Re: Matching URIs in RDF (with SPARQL)

(Dan, I'm not sure everyone on the Member list is on the public one, 
hence Bcc to member as well).

This is obviously very interesting stuff! I can see that it would be 
useful to set up an open API that returned RDF descriptions of a list of 
URIs - it's a simple enough task as your Perl script shows. Since there 
is clearly interest in the idea of an RDF vocabulary for parts of a URI, 
and this probably has application well beyond WCL, I wonder whether we 
should define that in a separate namespace (and use it)?

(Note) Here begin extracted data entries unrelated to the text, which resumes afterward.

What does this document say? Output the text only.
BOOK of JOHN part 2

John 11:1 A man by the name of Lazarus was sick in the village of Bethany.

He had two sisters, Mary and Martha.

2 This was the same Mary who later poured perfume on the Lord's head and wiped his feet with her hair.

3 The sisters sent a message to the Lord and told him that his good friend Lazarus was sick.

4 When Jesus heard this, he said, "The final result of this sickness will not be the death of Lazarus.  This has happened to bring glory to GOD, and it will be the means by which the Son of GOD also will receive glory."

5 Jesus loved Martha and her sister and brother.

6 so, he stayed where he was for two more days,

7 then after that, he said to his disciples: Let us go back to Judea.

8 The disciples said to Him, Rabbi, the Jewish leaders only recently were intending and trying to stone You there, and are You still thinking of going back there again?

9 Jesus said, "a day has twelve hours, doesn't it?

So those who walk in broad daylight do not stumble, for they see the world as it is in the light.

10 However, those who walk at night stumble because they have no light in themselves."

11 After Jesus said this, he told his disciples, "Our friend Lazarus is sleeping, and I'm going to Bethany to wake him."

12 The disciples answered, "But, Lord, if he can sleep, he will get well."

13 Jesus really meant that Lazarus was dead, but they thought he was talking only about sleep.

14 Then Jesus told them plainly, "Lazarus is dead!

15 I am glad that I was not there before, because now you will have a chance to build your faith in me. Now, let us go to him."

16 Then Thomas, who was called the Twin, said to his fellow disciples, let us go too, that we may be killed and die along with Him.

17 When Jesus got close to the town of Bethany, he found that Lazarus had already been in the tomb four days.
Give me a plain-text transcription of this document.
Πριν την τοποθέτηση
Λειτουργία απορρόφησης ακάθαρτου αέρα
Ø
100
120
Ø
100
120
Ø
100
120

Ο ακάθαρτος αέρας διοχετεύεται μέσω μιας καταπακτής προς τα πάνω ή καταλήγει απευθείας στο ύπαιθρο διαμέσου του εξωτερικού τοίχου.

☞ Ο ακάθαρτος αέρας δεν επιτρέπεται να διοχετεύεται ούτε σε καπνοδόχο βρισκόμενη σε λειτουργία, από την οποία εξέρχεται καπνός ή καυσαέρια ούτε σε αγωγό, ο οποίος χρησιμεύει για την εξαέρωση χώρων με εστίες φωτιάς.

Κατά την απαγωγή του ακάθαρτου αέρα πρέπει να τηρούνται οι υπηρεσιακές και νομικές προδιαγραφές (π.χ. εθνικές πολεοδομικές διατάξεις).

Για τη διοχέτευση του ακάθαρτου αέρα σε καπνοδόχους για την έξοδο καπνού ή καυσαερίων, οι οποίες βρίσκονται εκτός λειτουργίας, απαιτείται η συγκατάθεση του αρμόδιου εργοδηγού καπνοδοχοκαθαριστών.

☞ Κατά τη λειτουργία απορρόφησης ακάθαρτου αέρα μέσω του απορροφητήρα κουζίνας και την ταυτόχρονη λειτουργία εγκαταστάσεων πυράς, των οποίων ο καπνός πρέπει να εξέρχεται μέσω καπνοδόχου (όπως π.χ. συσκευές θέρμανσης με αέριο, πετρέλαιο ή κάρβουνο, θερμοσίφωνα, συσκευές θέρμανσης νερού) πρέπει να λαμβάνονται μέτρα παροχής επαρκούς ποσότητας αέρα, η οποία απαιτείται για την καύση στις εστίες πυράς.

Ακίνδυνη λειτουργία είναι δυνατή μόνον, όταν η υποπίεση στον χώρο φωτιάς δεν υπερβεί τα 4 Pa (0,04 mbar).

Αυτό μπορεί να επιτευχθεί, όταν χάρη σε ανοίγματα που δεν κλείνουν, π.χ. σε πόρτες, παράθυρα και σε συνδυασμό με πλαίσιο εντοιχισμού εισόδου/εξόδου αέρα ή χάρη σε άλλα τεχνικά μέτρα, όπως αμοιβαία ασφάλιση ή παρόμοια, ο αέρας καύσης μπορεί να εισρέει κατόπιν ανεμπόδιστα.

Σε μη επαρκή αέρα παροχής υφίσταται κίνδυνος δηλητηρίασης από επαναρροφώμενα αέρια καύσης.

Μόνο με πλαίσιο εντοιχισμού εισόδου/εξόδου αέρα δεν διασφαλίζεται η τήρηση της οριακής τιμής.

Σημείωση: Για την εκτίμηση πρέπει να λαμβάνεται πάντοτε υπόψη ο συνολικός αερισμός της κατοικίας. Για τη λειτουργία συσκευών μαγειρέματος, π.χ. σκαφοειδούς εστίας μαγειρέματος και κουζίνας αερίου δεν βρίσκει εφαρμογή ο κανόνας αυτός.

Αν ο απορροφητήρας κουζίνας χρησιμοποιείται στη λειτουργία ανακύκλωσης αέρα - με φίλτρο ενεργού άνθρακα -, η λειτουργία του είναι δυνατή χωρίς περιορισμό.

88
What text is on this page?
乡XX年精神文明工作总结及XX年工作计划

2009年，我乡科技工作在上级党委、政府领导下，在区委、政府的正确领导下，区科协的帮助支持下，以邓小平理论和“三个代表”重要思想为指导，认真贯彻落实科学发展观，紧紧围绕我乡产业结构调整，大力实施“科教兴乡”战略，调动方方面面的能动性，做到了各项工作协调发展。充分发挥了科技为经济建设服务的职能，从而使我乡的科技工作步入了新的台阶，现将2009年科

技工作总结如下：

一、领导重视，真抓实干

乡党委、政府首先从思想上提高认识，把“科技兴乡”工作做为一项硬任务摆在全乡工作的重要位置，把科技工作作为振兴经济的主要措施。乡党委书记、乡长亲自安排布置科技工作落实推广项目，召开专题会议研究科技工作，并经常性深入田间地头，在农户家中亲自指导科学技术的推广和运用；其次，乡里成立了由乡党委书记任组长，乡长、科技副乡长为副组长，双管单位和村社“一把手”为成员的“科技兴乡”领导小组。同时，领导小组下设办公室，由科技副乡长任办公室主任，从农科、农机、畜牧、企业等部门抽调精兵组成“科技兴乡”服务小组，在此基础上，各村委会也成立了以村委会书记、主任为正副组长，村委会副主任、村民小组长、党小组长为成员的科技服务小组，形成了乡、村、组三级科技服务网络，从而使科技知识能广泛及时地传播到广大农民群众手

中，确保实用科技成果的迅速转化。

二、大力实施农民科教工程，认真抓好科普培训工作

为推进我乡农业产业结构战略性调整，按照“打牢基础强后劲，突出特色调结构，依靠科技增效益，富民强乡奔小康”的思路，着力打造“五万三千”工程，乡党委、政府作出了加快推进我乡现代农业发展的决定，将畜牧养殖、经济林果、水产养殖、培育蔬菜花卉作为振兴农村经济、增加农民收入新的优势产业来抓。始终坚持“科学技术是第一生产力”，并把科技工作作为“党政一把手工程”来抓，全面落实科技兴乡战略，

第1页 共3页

Meanwhile, I sat down to work these ideas into the WCL requirements. We 
need to be able to define a group of URIs: "everything with this scheme, 
everything with this authority, everything on this list etc." Then we 
need to find out whether a given URI is a member of that group (and then 
we get into sub-groups that have different labels but let's leave that 
for now)

The input URI is therefore the URI of the thing for which we want a 
label. That is, I have http://example.com and I want to find out what 
its Content Label is.

I've set up an examples directory on the WCL space and put up "eg 1" 
http://www.w3.org/2005/Incubator/wcl/examples/eg1.rdf which is the 
example in the current version of the Report [1]. It's bound to change 
soon but it's OK for this discussion.

Using Twinkle (thanks for that link!) I can run this query:

PREFIX wcl: <http://www.w3.org/2004/12/q/contentlabel#>
PREFIX rdf: <http://www.w3.org/1999/02/22-rdf-syntax-ns#>
SELECT DISTINCT *
WHERE {
   ?r rdf:type wcl:Ruleset .
   ?r wcl:hasScope ?s .
   OPTIONAL { ?s wcl:scheme ?scheme }.
   OPTIONAL { ?s wcl:host ?host }.
   OPTIONAL { ?r wcl:hasDefaultLabel ?defLab } .
}

This identifies a WCL Ruleset, finds the Scope node (?s) and then looks 
to see whether any schemes or hosts are defined for the group. It is 
clearly analogous to look for paths, queries and fragments. Running the 
query on eg.1 gives

1 ( ?r = _:b8 ) ( ?s = _:b9 )
   ( ?host = "resources.example.co.uk" )
   ( ?defLab = 
<http://www.w3.org/2005/Incubator/wcl/examples/eg1.rdf#label_1> )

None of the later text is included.